Muti endeared himself to the orchestra when he joined players on a picket line during a strike in 2019.
“I didn’t even think about the relationship with the board of directors. I am a free citizen. I do what I think is right,” he said. “My teacher Votto said, ‘Never compromise with music, because at worst you always have two eggs on your plate.'”
His broadcast was a fortissimo of honor. The CSO board presented Muti with a letter from Verdi to Edoardo Mascheroni, the 1893 opening night conductor of the composer’s last opera, Falstaff.
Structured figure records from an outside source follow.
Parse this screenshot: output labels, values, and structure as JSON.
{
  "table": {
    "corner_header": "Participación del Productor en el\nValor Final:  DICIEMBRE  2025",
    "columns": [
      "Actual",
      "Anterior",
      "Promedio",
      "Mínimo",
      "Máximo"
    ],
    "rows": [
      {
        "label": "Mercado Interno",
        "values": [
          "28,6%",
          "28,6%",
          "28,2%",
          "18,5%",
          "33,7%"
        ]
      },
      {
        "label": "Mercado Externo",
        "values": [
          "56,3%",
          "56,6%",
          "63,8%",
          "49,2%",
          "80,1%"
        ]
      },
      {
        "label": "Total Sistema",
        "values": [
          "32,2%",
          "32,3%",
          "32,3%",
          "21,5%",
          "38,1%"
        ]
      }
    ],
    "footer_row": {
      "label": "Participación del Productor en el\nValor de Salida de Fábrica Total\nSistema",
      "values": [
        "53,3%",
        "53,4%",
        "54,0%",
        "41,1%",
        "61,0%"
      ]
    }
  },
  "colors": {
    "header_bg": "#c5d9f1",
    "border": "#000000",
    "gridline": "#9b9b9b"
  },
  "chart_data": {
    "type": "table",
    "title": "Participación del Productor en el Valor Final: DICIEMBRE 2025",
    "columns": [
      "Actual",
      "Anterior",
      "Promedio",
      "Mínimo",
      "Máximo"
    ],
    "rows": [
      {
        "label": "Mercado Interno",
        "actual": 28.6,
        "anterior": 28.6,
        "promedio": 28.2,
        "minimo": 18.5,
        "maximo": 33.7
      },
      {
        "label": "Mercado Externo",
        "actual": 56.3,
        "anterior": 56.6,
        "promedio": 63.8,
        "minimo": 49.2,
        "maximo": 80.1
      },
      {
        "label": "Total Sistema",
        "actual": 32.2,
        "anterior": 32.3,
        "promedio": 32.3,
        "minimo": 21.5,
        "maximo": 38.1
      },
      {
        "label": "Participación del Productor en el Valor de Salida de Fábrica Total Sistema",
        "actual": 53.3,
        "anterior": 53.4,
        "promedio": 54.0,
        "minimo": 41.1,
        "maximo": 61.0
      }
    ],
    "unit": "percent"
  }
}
After Sunday’s performance, solo tuba Gene Pokorny surprised Muti with a “tusch” — a marching band previously played to recognize only five others in the orchestra’s 132-year history. The eight cellists presented him with a moving Renaud Guieu arrangement of the prelude and Siciliana from Mascagni’s “Cavalleria Rusticana” which they had recorded.
“This was kind of a miracle,” Muti said. “They brought me spring into the fall of my life.”